To begin the process of institutionalizing corporate learning select a closed loop methodology such as PDCA (Plan Do Check Act), ISO or the Baldrige methodology. Learning comes in limitless forms. If sales people are spending their time in the wrong areas, communicating with the wrong customer segments or selling the wrong products, your compensation plans are probably not well aligned and need revision. If your forecast accuracy is off, you probably lack definition in your sales process. If you don't have good forecast visibility, you probably need help with your CRM system.
Introduce change systemically
While process improvements and minor course corrections can be made in real time, changes with involve culture or compensation should be fully thought through and introduced systemically. Sales people are notorious for resisting change and injecting politics, trepidation, fear or red herrings to slow or defeat change.
Therefore, big change initiatives should be introduced as part of a change management program, which includes change sponsors, early adopters and a progressive communication plan that errs on the side of over communication and advances the recipients along a four step continuum from awareness to interest to understanding to engagement. Also, the more you support change with vision, facts and data, the more sound the foundation for change and the faster the change will be accepted.

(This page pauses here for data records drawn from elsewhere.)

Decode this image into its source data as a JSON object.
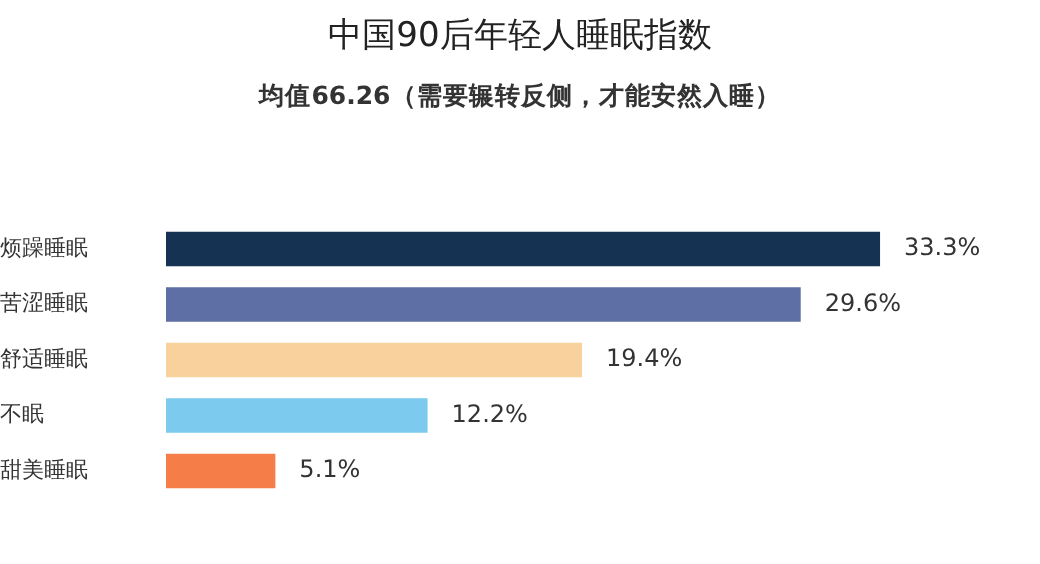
{
  "chart_data": {
    "type": "bar",
    "orientation": "horizontal",
    "title": "中国90后年轻人睡眠指数",
    "subtitle": "均值66.26（需要辗转反侧，才能安然入睡）",
    "categories": [
      "烦躁睡眠",
      "苦涩睡眠",
      "舒适睡眠",
      "不眠",
      "甜美睡眠"
    ],
    "values": [
      33.3,
      29.6,
      19.4,
      12.2,
      5.1
    ],
    "value_labels": [
      "33.3%",
      "29.6%",
      "19.4%",
      "12.2%",
      "5.1%"
    ],
    "colors": [
      "#163253",
      "#5d6fa5",
      "#f9d19d",
      "#7ccbee",
      "#f47d48"
    ],
    "grid": false,
    "legend": false
  }
}
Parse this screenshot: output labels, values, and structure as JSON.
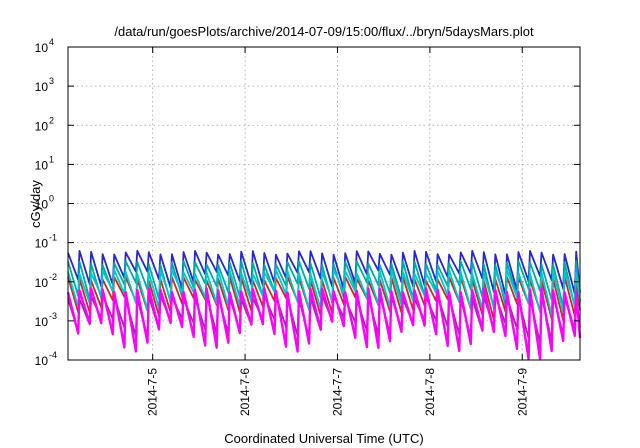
{
  "chart_data": {
    "type": "line",
    "title": "/data/run/goesPlots/archive/2014-07-09/15:00/flux/../bryn/5daysMars.plot",
    "xlabel": "Coordinated Universal Time (UTC)",
    "ylabel": "cGy/day",
    "y_scale": "log",
    "ylim": [
      0.0001,
      10000
    ],
    "xlim": [
      "2014-07-04T02:00",
      "2014-07-09T15:00"
    ],
    "grid": true,
    "y_ticks": [
      {
        "base": "10",
        "exp": "-4",
        "value": 0.0001
      },
      {
        "base": "10",
        "exp": "-3",
        "value": 0.001
      },
      {
        "base": "10",
        "exp": "-2",
        "value": 0.01
      },
      {
        "base": "10",
        "exp": "-1",
        "value": 0.1
      },
      {
        "base": "10",
        "exp": "0",
        "value": 1
      },
      {
        "base": "10",
        "exp": "1",
        "value": 10
      },
      {
        "base": "10",
        "exp": "2",
        "value": 100
      },
      {
        "base": "10",
        "exp": "3",
        "value": 1000
      },
      {
        "base": "10",
        "exp": "4",
        "value": 10000
      }
    ],
    "x_ticks": [
      {
        "label": "2014-7-5",
        "time": "2014-07-05T00:00"
      },
      {
        "label": "2014-7-6",
        "time": "2014-07-06T00:00"
      },
      {
        "label": "2014-7-7",
        "time": "2014-07-07T00:00"
      },
      {
        "label": "2014-7-8",
        "time": "2014-07-08T00:00"
      },
      {
        "label": "2014-7-9",
        "time": "2014-07-09T00:00"
      }
    ],
    "sawtooth_period_hours": 3,
    "series": [
      {
        "color": "#2828c8",
        "peak": 0.055,
        "trough": 0.0085
      },
      {
        "color": "#00a8a8",
        "peak": 0.03,
        "trough": 0.004
      },
      {
        "color": "#c82828",
        "peak": 0.012,
        "trough": 0.0018
      },
      {
        "color": "#00c8c8",
        "peak": 0.018,
        "trough": 0.0025
      },
      {
        "color": "#9030a0",
        "peak": 0.004,
        "trough": 0.0005
      },
      {
        "color": "#ff00ff",
        "peak": 0.006,
        "trough": 0.00025
      }
    ]
  }
}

Collect and act upon customer feedback
Sales leaders which habitually collect and act upon prospect and customer feedback accelerate their learning while simultaneously shortening their accomplishment cycles. Implementing third party surveys immediately after all lost sales prospects will deliver lessons and insight that would otherwise take extended periods to decipher.
Performing a win/loss analysis after each won and lost sale opportunity begins to illustrate clear patterns which can then be used to quantifiably determine and share what's working and what's not. Based on clear experiences, sales managers can modify qualification processes, discovery sessions, sales strategies and sales person behaviors – and more accurately predict future sales wins.
Fix what's broken fast
In growth companies, there is always a crisis and something is always broken. The key is to simultaneously maintain strategy while killing problems fast and not letting them linger. Sometimes you will have to find the problems instead of letting them find you. Always be seeking out the constraints to growth and systemically eliminating them in the shortest time possible.
Also recognize that for every constraint to growth you eliminate, there is another one waiting right behind it. You may also need to apply multi-prong strategies to a single problem. If the sales pipeline is in decline, while fixing new business development challenges, also go deep and immediately mine the existing accounts in order to sell through the customer base with aggressive cross-sell or up-sell campaigns.
If the forecast is a mess, start by gaining sales pipeline visibility and then advance to achieving predictability. If sales people are not spending enough time selling, which is the norm as their selling time is challenged by internal meetings, administrative activities and traveling, consider new business technology solutions such internal social media networks to deliver online reporting and collaboration which reduce physical meetings.
CRM software with its workflow capabilities can automate laborious and routine activities and significantly improve sales force productivity. Even small reductions to non-selling time can have a big impact. For example, by adding 4 hours per week of selling time to a sales team of 20, capacity is increased by 4000 hours, or the equivalent of two additional sales staff.